While I haven’t yet read Daniel Pink’s — the other dp — latest literary offering, “To Sell Is Human” I can glean from the chapter titles — and chapter one in particular — that he believes a) we’re all in the business of selling ourselves and/or our ideas and b) we unknowingly devote a good portion of time doing so.
The first chapter is described as follows:
We’re All in Sales Now – Some 1 in 9 workers still earn a living in traditional sales. The other 8 in 9 are engaged in “non-sales selling.” We devote upward of 40 percent of our time on the job to moving others.
Over at Google, there are ‘rumours‘ the oft described “20 percent time” of their engineers is being thrown to the bin. That particular morsel of free time was given to engineers so they could create and/or work on whatever they thought might be useful, cool, creative … even funky.
Heck, they brought us AdSense.
Ok, bad example, but you like your Gmail account, right?
Between Google’s 20 percent time concept, Pink’s new book and my own mental musings, I’ve stumbled across a theory I’d like to test.
I’ve never personally worked on my own, as a freelancer or as ‘my own boss’. I’ve always worked for ‘the organization’, be it at a high school, a higher education institution or for the past 12 years in the corporate jungle.
What I’ve begun to realize (and observe) however in my time in ‘the organization’ is that employees need to be thinking of their own time management planning in a different light. I believe that in order to be successful in the organization we need to do a much better job of selling, communicating, pitching, positioning and depicting our ideas — and to a degree ourselves — inside the organization itself.
The problem we all face, however, is time itself.
Ever hear of the term, “we need to do more with less“?
Employees may in fact need to devote 20 percent of their time to the activity of selling themselves and communicating their ideas to not only be successful but to feel good about themselves, their roles, their career and their objectives.
Over at Hacker News, my thoughts seemed to magically converge when surfing the ole internet in a quest to validate my assumptions. On one hand there was debate amongst anonymous Google engineers who chimed in on the discussion forum regarding Google’s 20 percent time concept. On the other, surreptitious and unknowing discussion of Pink’s new thesis/book. One of the comments from an engineer suggested the following:
However, I would agree that it <Google’s 20 percent time> is “as good as dead”. What killed 20% time? Stack ranking.
Google’s perf management is basically an elaborate game where using 20% time is a losing move. In my time there, this has become markedly more the case. I have done many engineering/coding 20% projects and other non-engineering projects, with probably 20-40% producing “real” results (which over 7 years I think has been more than worth it for the company). But these projects are generally not rewarded. Part of the problem is that you actually need 40% time now at Google — 20% to do stuff, then 20% to tell everyone what you did (sell it).
I am a bit disappointed that relatively few of my peers will consciously make the tradeoff of accepting a slower promotion rate in return for learning new things. Promotion optimizes for depth and not breadth. Breadth — connecting disparate ideas — is almost invariably what’s needed for groundbreaking innovation.

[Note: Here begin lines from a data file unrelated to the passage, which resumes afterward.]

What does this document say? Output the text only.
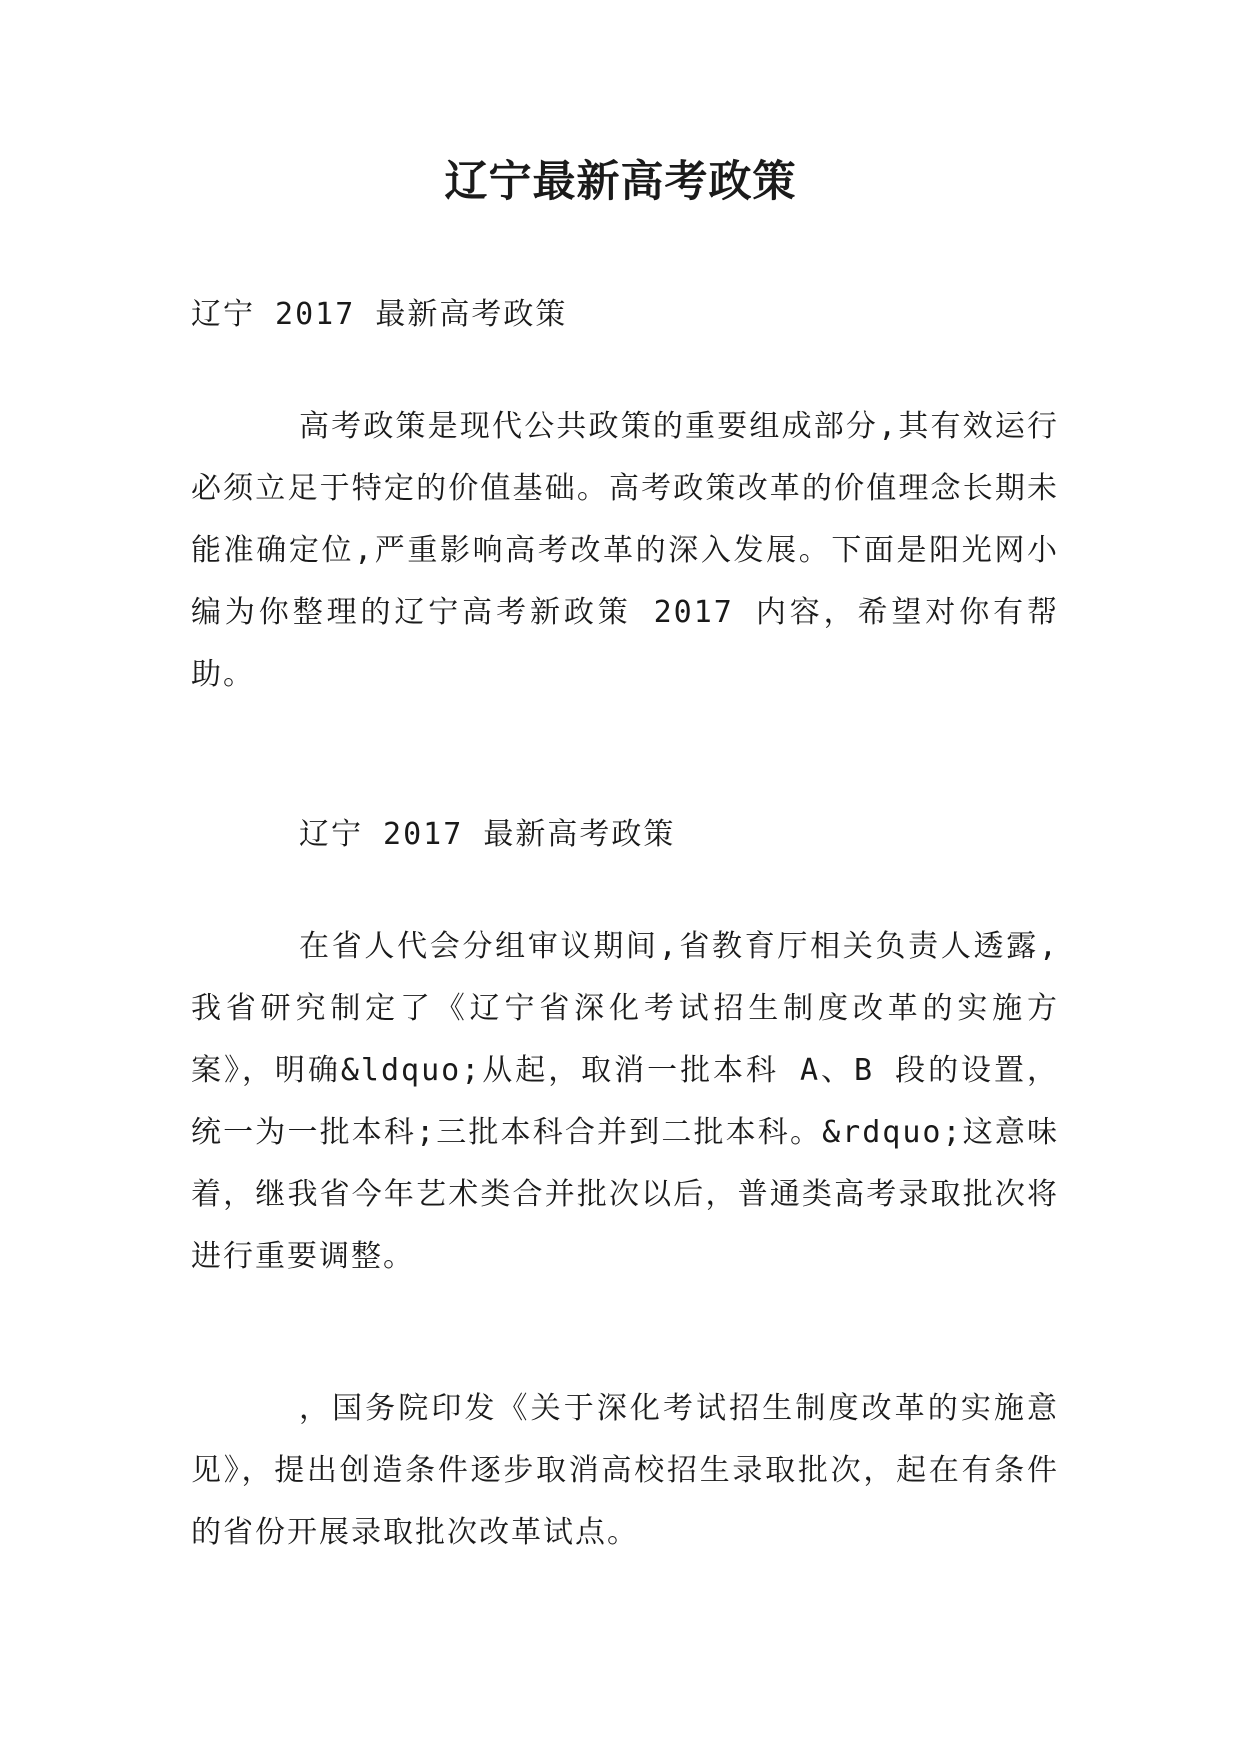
辽宁最新高考政策

辽宁 2017 最新高考政策

高考政策是现代公共政策的重要组成部分,其有效运行必须立足于特定的价值基础。高考政策改革的价值理念长期未能准确定位,严重影响高考改革的深入发展。下面是阳光网小编为你整理的辽宁高考新政策 2017 内容，希望对你有帮助。

辽宁 2017 最新高考政策

在省人代会分组审议期间,省教育厅相关负责人透露,我省研究制定了《辽宁省深化考试招生制度改革的实施方案》，明确&ldquo;从起，取消一批本科 A、B 段的设置，统一为一批本科;三批本科合并到二批本科。&rdquo;这意味着，继我省今年艺术类合并批次以后，普通类高考录取批次将进行重要调整。

，国务院印发《关于深化考试招生制度改革的实施意见》，提出创造条件逐步取消高校招生录取批次，起在有条件的省份开展录取批次改革试点。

Take aside the actual point to this engineer’s post — which of course has more to do with the Jack Welch inspired stack ranking model of performance management, which I’ll deal with at another point in time in this space — and you will see a hint of what I’m trying to point out.
Part of the problem is that you actually need 40% time now at Google — 20% to do stuff, then 20% to tell everyone what you did (sell it).
I’ve posted it again above from the original comment and made it both bold and green for super cool special effects to solidify my point. If that doesn’t work, I swear I’ll electronically mail you a dancing baby animated gif once a day until further notice.
As I only personally know an existence within ‘the organization’, I can assure you this engineer is emoting candidly about the nuances of the organization itself. It is happening to you. It is happening to me. It happens to everyone in ‘the organization’.
It takes time to make change and it takes an inordinate amount of time to sell and communicate your own ideas for change.
As a result, perhaps we all should be sorting through our own time management planning mechanisms and coming up with ways in which to devote 20 percent of our time to this necessary action.
I’ll keep an eye out for an AdSense advertisement that might help us both. I’ll read Pink’s new book as well, where he probably has already solved my corporate anthropology nightmare.